From Stanford to Monte Carlo and Beyond

In a Stanford interview, Tobias Wolff once said that – as a teacher – he tries to  focus on why individual stories are good rather than what it is that makes a story good in general.

The intuition here is similar to that of the Monte Carlo method; when the phenomenon of interest is too complex to describe in a deterministic fashion, one alternative is to feed a more basic and incomplete model with a large number of random scenarios and then analyze the distribution of the model’s outputs.

It is the same idea behind the claim “I don’t know much about art, but I know what I like”. If a person holding this position exposed himself to a large number of works of art and noted his reactions, he would learn much about art and about what he likes in it. But would he learn what makes art good in general?

The adjective “good” begs the question “good for what?”: a theory that tells us what makes art good is necessary. There are as many theories as theorists, so we must choose one – we now need a theory that tells us what makes a good theory of art. Follow the chain and we end up wondering what makes any action or set of actions (such as a life) good.

So we arrive at Hume’s is-ought problem: no matter how much we learn about any particular area of human endeavour or how elegant our logic, any statement about what “good” is  will be arbitrary, just a reflection of a particular viewpoint. How do we agree – as a family, as a society, as a species – on which viewpoint to take?

There are two problems embedded in this question: (1) how will we agree on the best value system and (2) how we will find it.

For (1), the best thing we’ve come up with so far to aggregate preferences is Democracy (see here for a good discussion on democracy as a cognitive mechanism).

For (2), it is clear there is no closed-form solution. The space of possibilities is n-dimensional, so any narrowly systematic search will be very inefficient. Our best bet then would seem to be – that’s right! –  the Monte Carlo method.

These ideas suggest that our time would be best spent not in comparing belief systems (atheism vs. religion, Christianity vs. Islam, social liberalism vs. social conservatism, etc) but simply in evaluating our collective responses to each of them. Further, exploration is essential – we should experiment with as many different kinds of value systems as possible. We should take “successful” (i.e. democratically elected) components from value systems and reject the rest.

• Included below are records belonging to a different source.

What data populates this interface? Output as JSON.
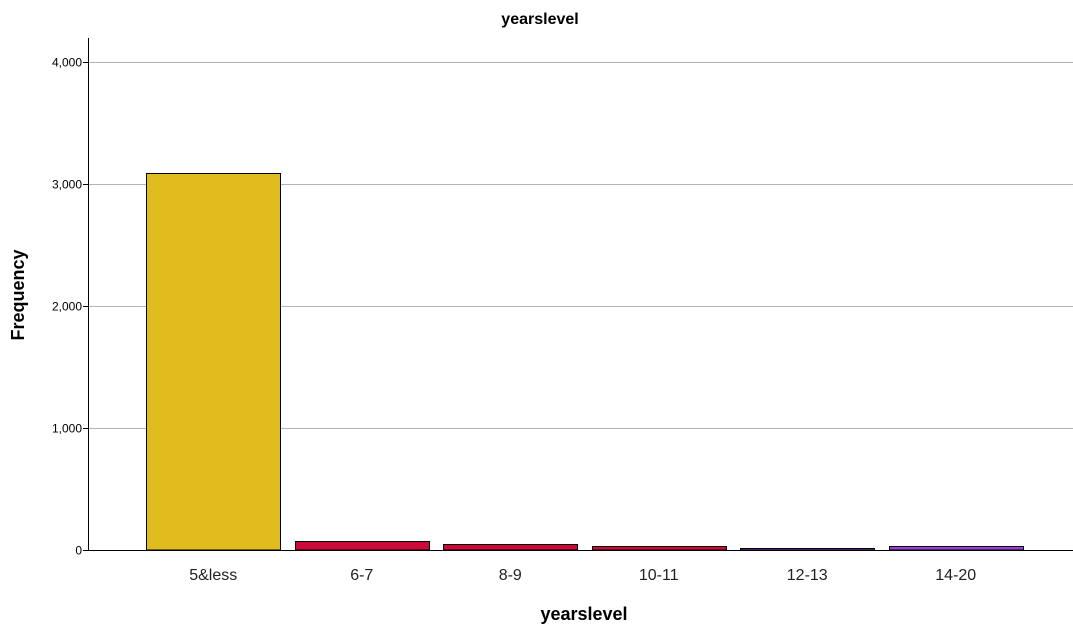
{
  "chart_data": {
    "type": "bar",
    "title": "yearslevel",
    "xlabel": "yearslevel",
    "ylabel": "Frequency",
    "categories": [
      "5&less",
      "6-7",
      "8-9",
      "10-11",
      "12-13",
      "14-20"
    ],
    "values": [
      3095,
      72,
      48,
      30,
      18,
      32
    ],
    "bar_colors": [
      "#e0bc1f",
      "#cc0a38",
      "#cc0a38",
      "#cc0a38",
      "#9b3fd6",
      "#9b3fd6"
    ],
    "ylim": [
      0,
      4200
    ],
    "yticks": [
      0,
      1000,
      2000,
      3000,
      4000
    ],
    "ytick_labels": [
      "0",
      "1,000",
      "2,000",
      "3,000",
      "4,000"
    ],
    "grid": true,
    "legend": "none"
  }
}
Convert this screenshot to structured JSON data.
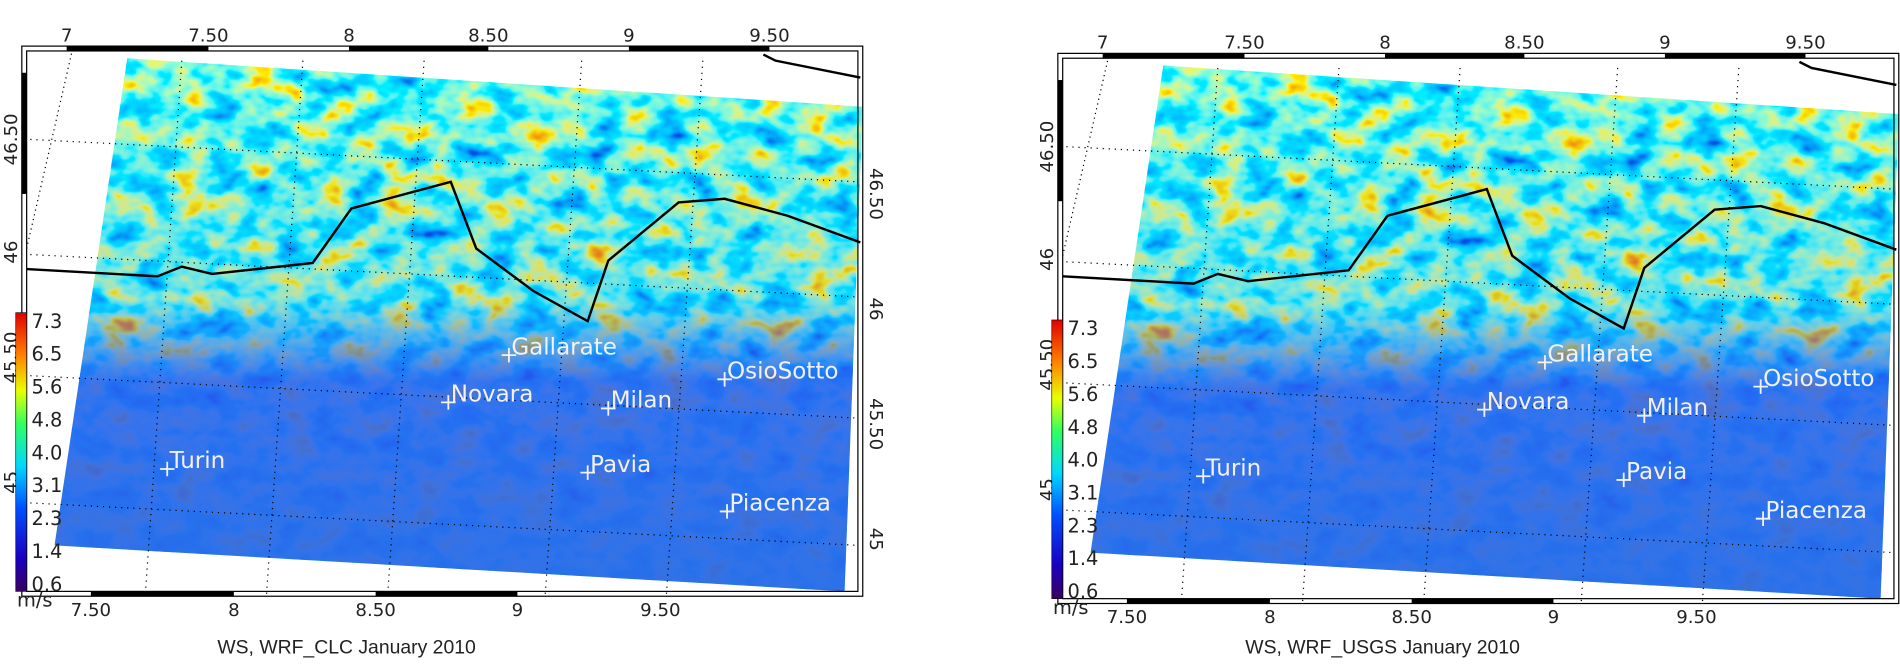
{
  "panels": [
    {
      "caption": "WS, WRF_CLC January 2010",
      "top_labels": [
        "7",
        "7.50",
        "8",
        "8.50",
        "9",
        "9.50"
      ],
      "bottom_labels": [
        "7.50",
        "8",
        "8.50",
        "9",
        "9.50"
      ],
      "left_labels": [
        "46.50",
        "46",
        "45.50",
        "45"
      ],
      "right_labels": [
        "46.50",
        "46",
        "45.50",
        "45"
      ],
      "colorbar": {
        "unit": "m/s",
        "labels": [
          "7.3",
          "6.5",
          "5.6",
          "4.8",
          "4.0",
          "3.1",
          "2.3",
          "1.4",
          "0.6"
        ]
      },
      "cities": [
        "Gallarate",
        "Novara",
        "Milan",
        "OsioSotto",
        "Turin",
        "Pavia",
        "Piacenza"
      ]
    },
    {
      "caption": "WS, WRF_USGS January 2010",
      "top_labels": [
        "7",
        "7.50",
        "8",
        "8.50",
        "9",
        "9.50"
      ],
      "bottom_labels": [
        "7.50",
        "8",
        "8.50",
        "9",
        "9.50"
      ],
      "left_labels": [
        "46.50",
        "46",
        "45.50",
        "45"
      ],
      "colorbar": {
        "unit": "m/s",
        "labels": [
          "7.3",
          "6.5",
          "5.6",
          "4.8",
          "4.0",
          "3.1",
          "2.3",
          "1.4",
          "0.6"
        ]
      },
      "cities": [
        "Gallarate",
        "Novara",
        "Milan",
        "OsioSotto",
        "Turin",
        "Pavia",
        "Piacenza"
      ]
    }
  ]
}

Crucially, we should abandon the notion that any currently existing value system will be the “end-state” system. Even assuming that as a species we will arrive at some agreement on a value system at some point in the future – a beautiful thought – this system will be different from any currently available. All options currently on the table are too flawed.

When considering what is a good life, then, let us not waste our time in arguing what should be. Instead, let’s expose ourselves to as wide a variety of lives as possible and observe our reaction. This will not only be more productive – it will be immensely more enjoyable.